Najkar et al. present an innovative approach to enhancing HMM-based speech recognition systems through PSO, replacing the traditional Viterbi algorithm. This method involves the generation and iterative optimization of segmentation vectors, utilizing both standard and global strategies to improve likelihood measures. Experiments on isolated word recognition and phone classification demonstrate that the PSO approach retains accuracy while reducing computational complexity. The advantages of PSO over GAs and the Baum-Welch algorithm are highlighted, particularly its superior global search capabilities and efficient convergence. This methodology shows promise for future applications in continuous speech recognition, especially in scenarios with limited computational resources [76]. Speech control mechanisms are increasingly used in industrial operations to enhance efficiency, but they often struggle with performance degradation due to environmental noise.

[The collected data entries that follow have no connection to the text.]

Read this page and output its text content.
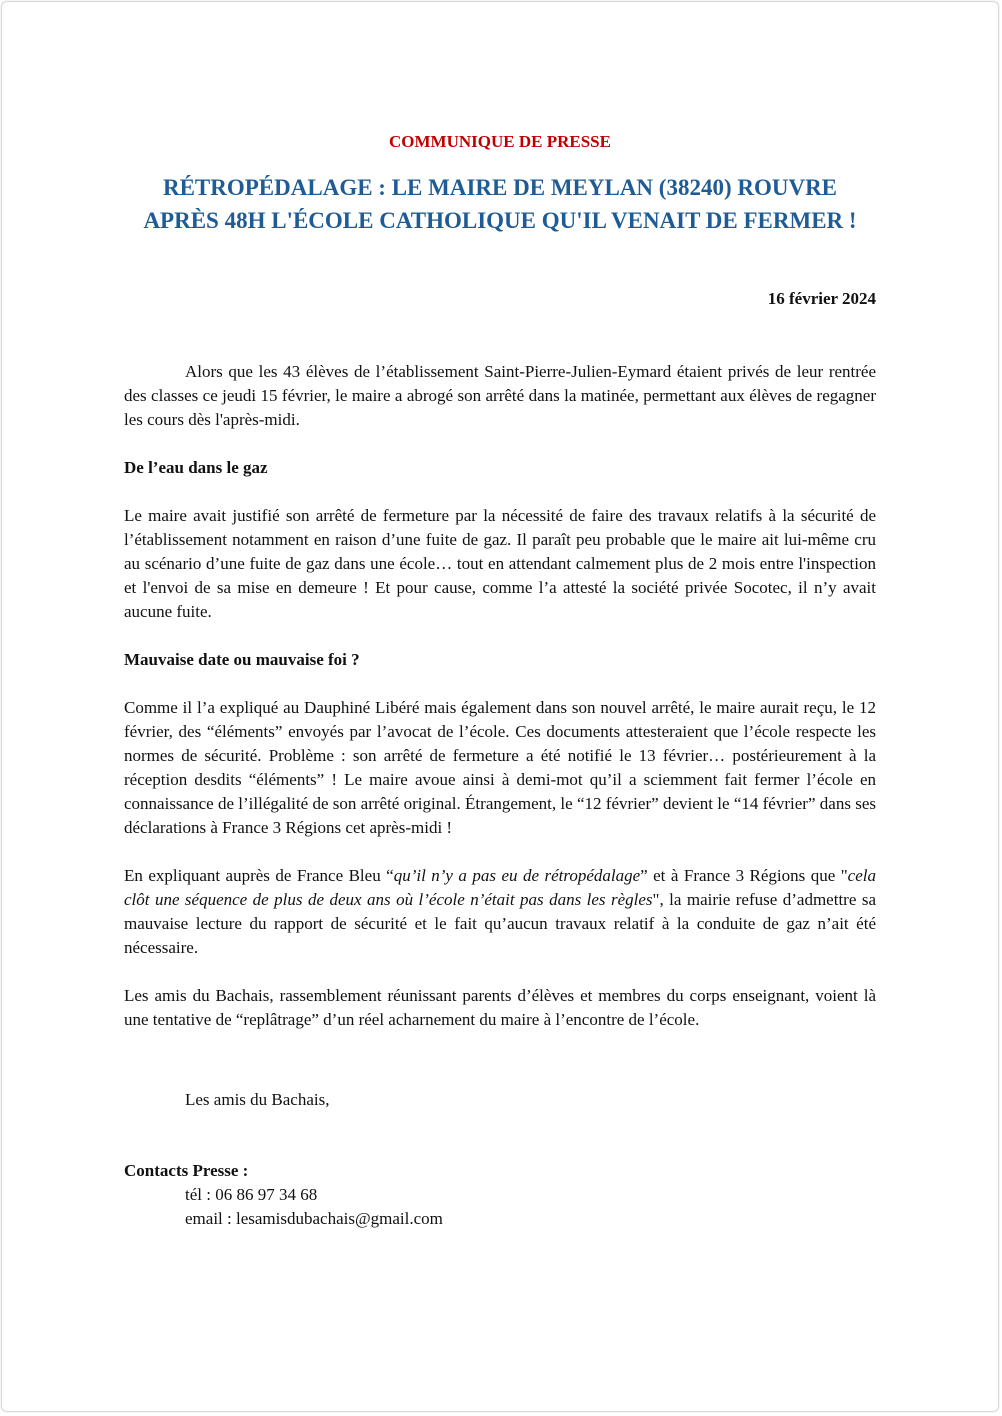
COMMUNIQUE DE PRESSE

RÉTROPÉDALAGE : LE MAIRE DE MEYLAN (38240) ROUVRE
APRÈS 48H L'ÉCOLE CATHOLIQUE QU'IL VENAIT DE FERMER !

16 février 2024

Alors que les 43 élèves de l’établissement Saint-Pierre-Julien-Eymard étaient privés de leur rentrée des classes ce jeudi 15 février, le maire a abrogé son arrêté dans la matinée, permettant aux élèves de regagner les cours dès l'après-midi.

De l’eau dans le gaz

Le maire avait justifié son arrêté de fermeture par la nécessité de faire des travaux relatifs à la sécurité de l’établissement notamment en raison d’une fuite de gaz. Il paraît peu probable que le maire ait lui-même cru au scénario d’une fuite de gaz dans une école… tout en attendant calmement plus de 2 mois entre l'inspection et l'envoi de sa mise en demeure ! Et pour cause, comme l’a attesté la société privée Socotec, il n’y avait aucune fuite.

Mauvaise date ou mauvaise foi ?

Comme il l’a expliqué au Dauphiné Libéré mais également dans son nouvel arrêté, le maire aurait reçu, le 12 février, des “éléments” envoyés par l’avocat de l’école. Ces documents attesteraient que l’école respecte les normes de sécurité. Problème : son arrêté de fermeture a été notifié le 13 février… postérieurement à la réception desdits “éléments” ! Le maire avoue ainsi à demi-mot qu’il a sciemment fait fermer l’école en connaissance de l’illégalité de son arrêté original. Étrangement, le “12 février” devient le “14 février” dans ses déclarations à France 3 Régions cet après-midi !

En expliquant auprès de France Bleu “qu’il n’y a pas eu de rétropédalage” et à France 3 Régions que "cela clôt une séquence de plus de deux ans où l’école n’était pas dans les règles", la mairie refuse d’admettre sa mauvaise lecture du rapport de sécurité et le fait qu’aucun travaux relatif à la conduite de gaz n’ait été nécessaire.

Les amis du Bachais, rassemblement réunissant parents d’élèves et membres du corps enseignant, voient là une tentative de “replâtrage” d’un réel acharnement du maire à l’encontre de l’école.

Les amis du Bachais,

Contacts Presse :

tél : 06 86 97 34 68

email : lesamisdubachais@gmail.com
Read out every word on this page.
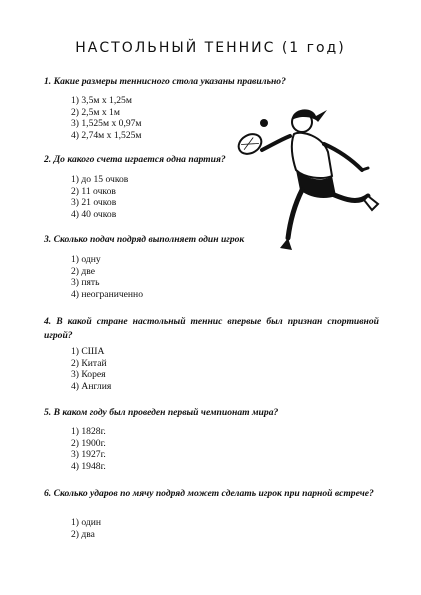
НАСТОЛЬНЫЙ ТЕННИС (1 год)
1. Какие размеры теннисного стола указаны правильно?
1) 3,5м x 1,25м
2) 2,5м x 1м
3) 1,525м x 0,97м
4) 2,74м x 1,525м
2. До какого счета играется одна партия?
1) до 15 очков
2) 11 очков
3) 21 очков
4) 40 очков
3. Сколько подач подряд выполняет один игрок
1) одну
2) две
3) пять
4) неограниченно
4. В какой стране настольный теннис впервые был признан спортивной игрой?
1) США
2) Китай
3) Корея
4) Англия
5. В каком году был проведен первый чемпионат мира?
1) 1828г.
2) 1900г.
3) 1927г.
4) 1948г.
6. Сколько ударов по мячу подряд может сделать игрок при парной встрече?
1) один
2) два
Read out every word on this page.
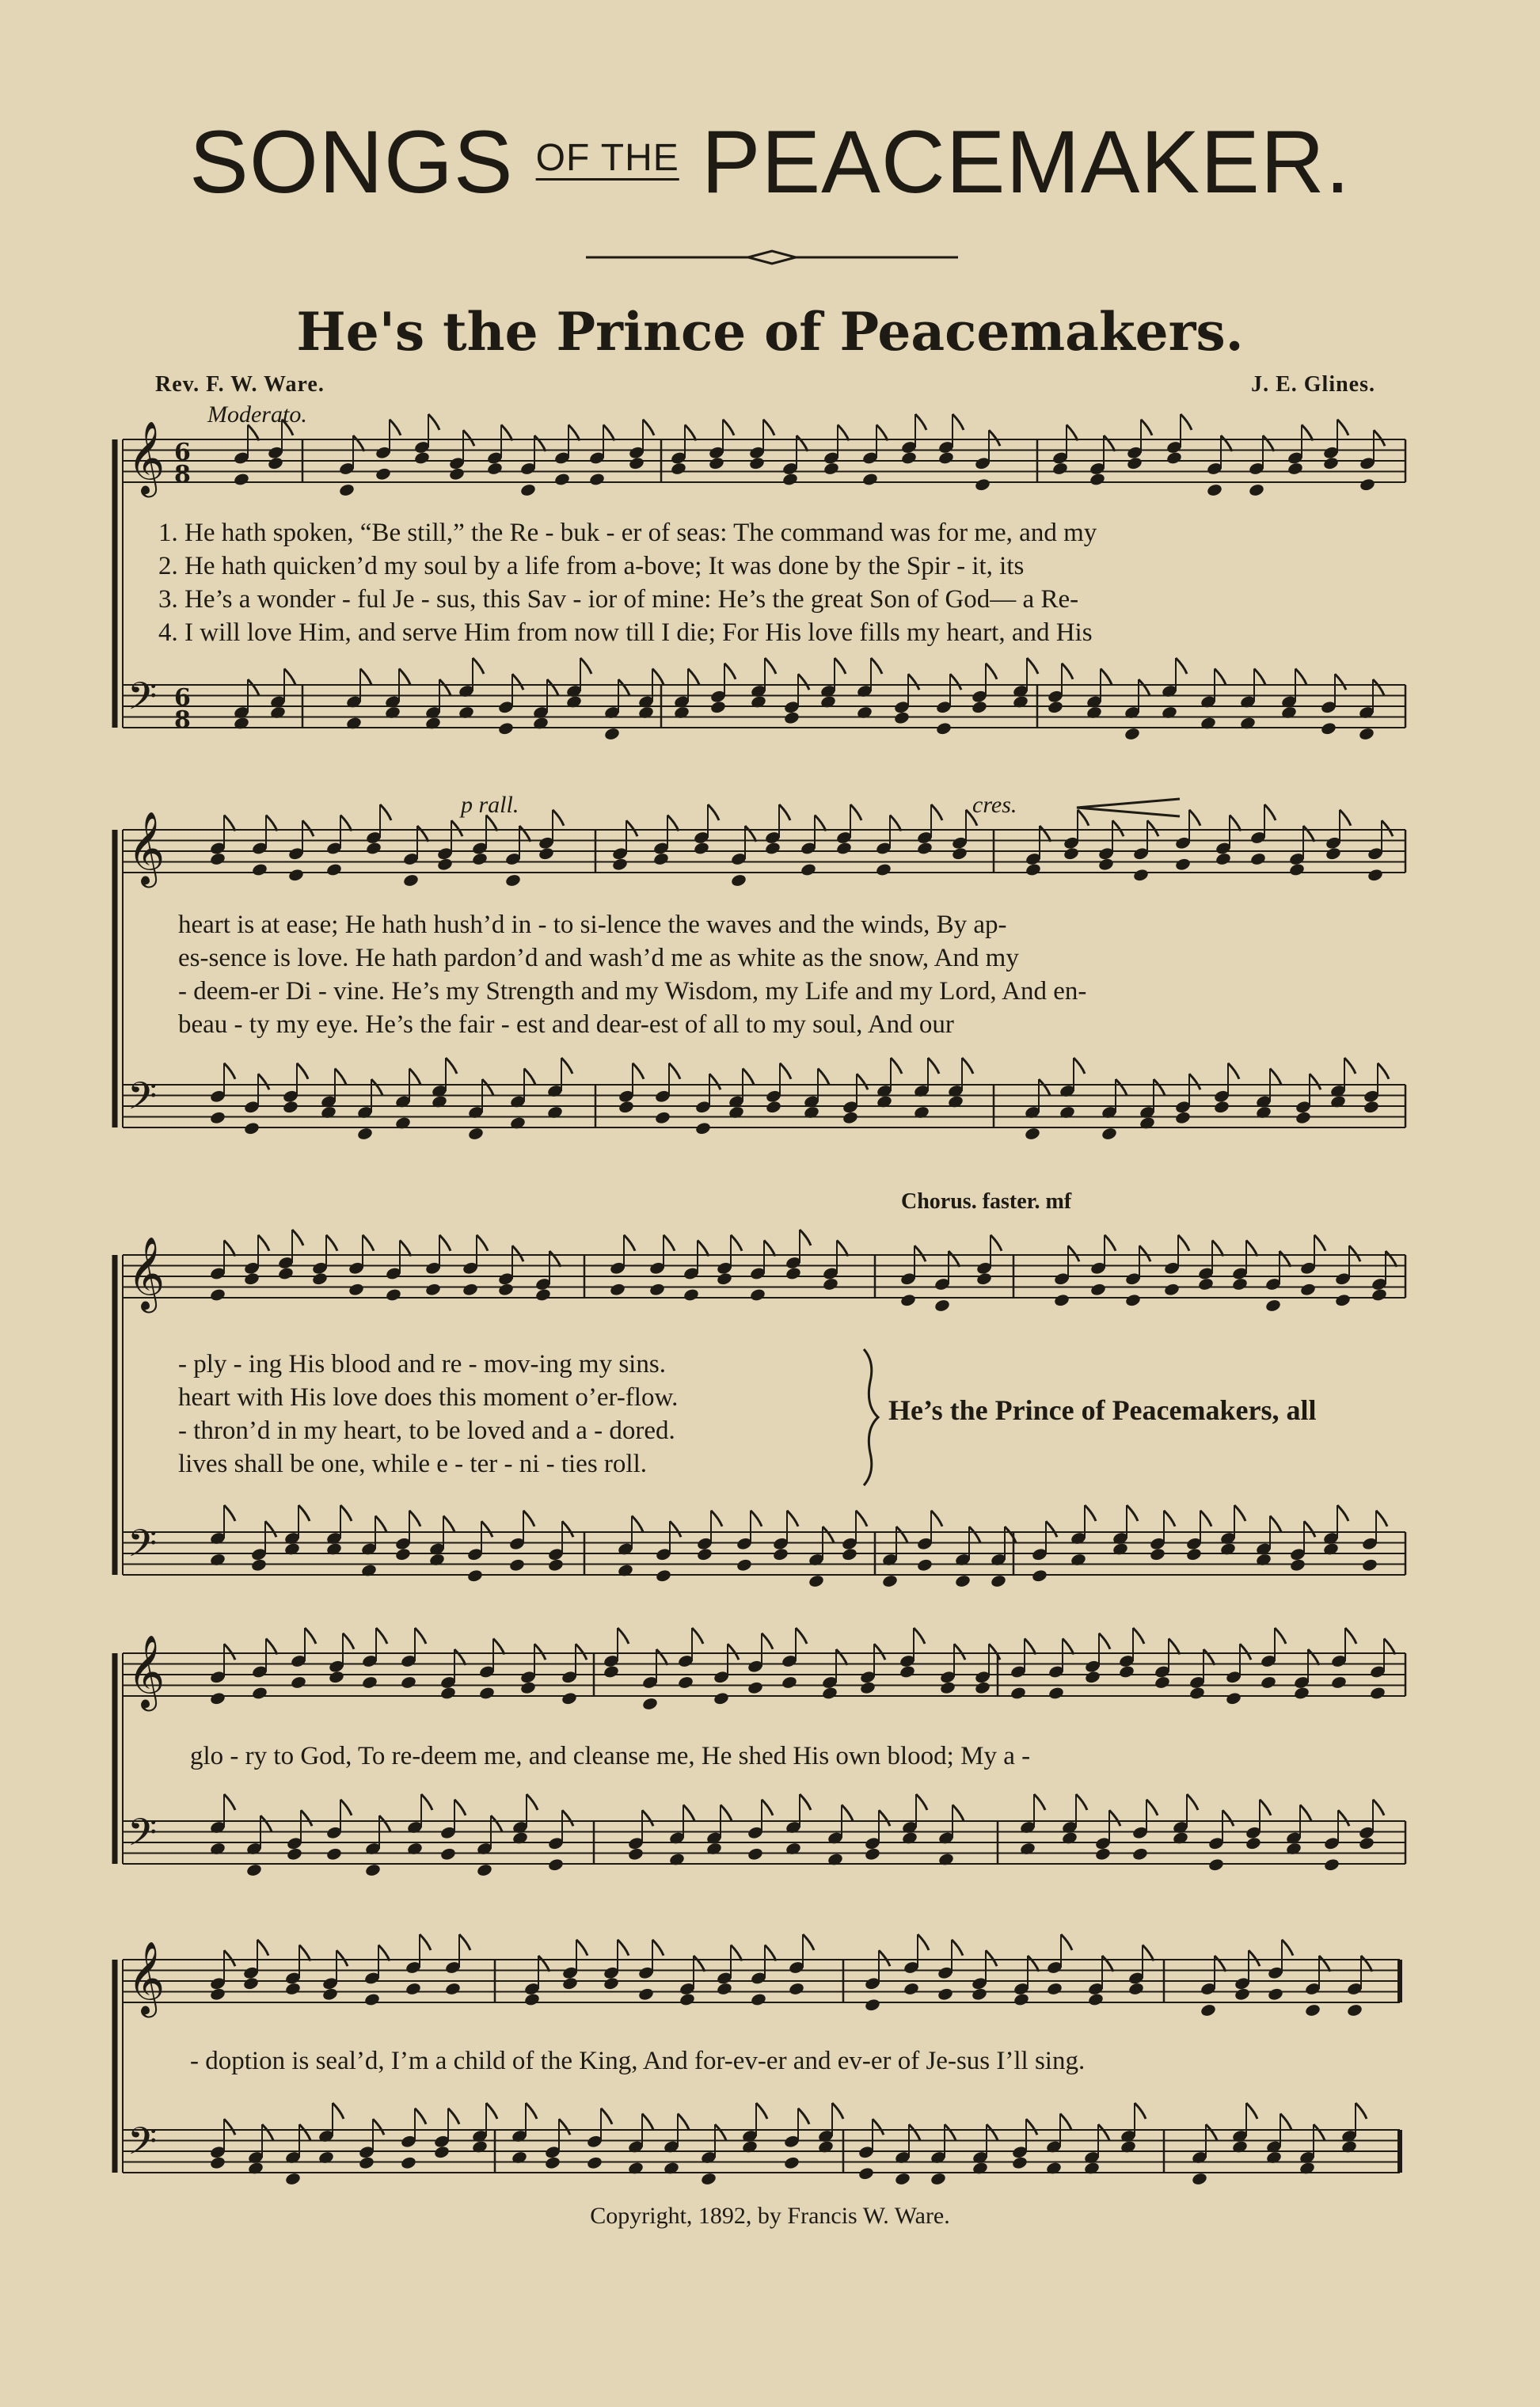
SONGS $^{OF THE}$ PEACEMAKER.
He's the Prince of Peacemakers.
Rev. F. W. Ware.	J. E. Glines.
Moderato.
p rall.	cres.
Chorus. faster. mf
𝄞
𝄢
𝄞
𝄢
𝄞
𝄢
𝄞
𝄢
𝄞
𝄢
6
8
6
8
1. He hath spoken, “Be still,” the Re - buk - er of seas: The command was for me, and my
2. He hath quicken’d my soul by a life from a-bove; It was done by the Spir - it, its
3. He’s a wonder - ful Je - sus, this Sav - ior of mine: He’s the great Son of God— a Re-
4. I will love Him, and serve Him from now till I die; For His love fills my heart, and His
heart is at ease; He hath hush’d in - to si-lence the waves and the winds, By ap-
es-sence is love. He hath pardon’d and wash’d me as white as the snow, And my
- deem-er Di - vine. He’s my Strength and my Wisdom, my Life and my Lord, And en-
beau - ty my eye. He’s the fair - est and dear-est of all to my soul, And our
- ply - ing His blood and re - mov-ing my sins.
heart with His love does this moment o’er-flow.
- thron’d in my heart, to be loved and a - dored.
lives shall be one, while e - ter - ni - ties roll.
He’s the Prince of Peacemakers, all
glo - ry to God, To re-deem me, and cleanse me, He shed His own blood; My a -
- doption is seal’d, I’m a child of the King, And for-ev-er and ev-er of Je-sus I’ll sing.
Copyright, 1892, by Francis W. Ware.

A recent paper presents an innovative approach using Intelligent PSO (IPSO) to optimize beamformers that improve speech recognition systems in commercial settings [77]. Traditional methods can distort signals during noise filtration, while conventional optimization algorithms fail to address the discontinuous nature of recognition accuracy landscapes. IPSO effectively manages these discontinuities by adjusting velocities and maintaining particle diversity, resulting in superior recognition rates compared to other algorithms and traditional methods. This makes IPSO a promising tool for enhancing speech recognition in noisy environments and advancing industrial automation systems.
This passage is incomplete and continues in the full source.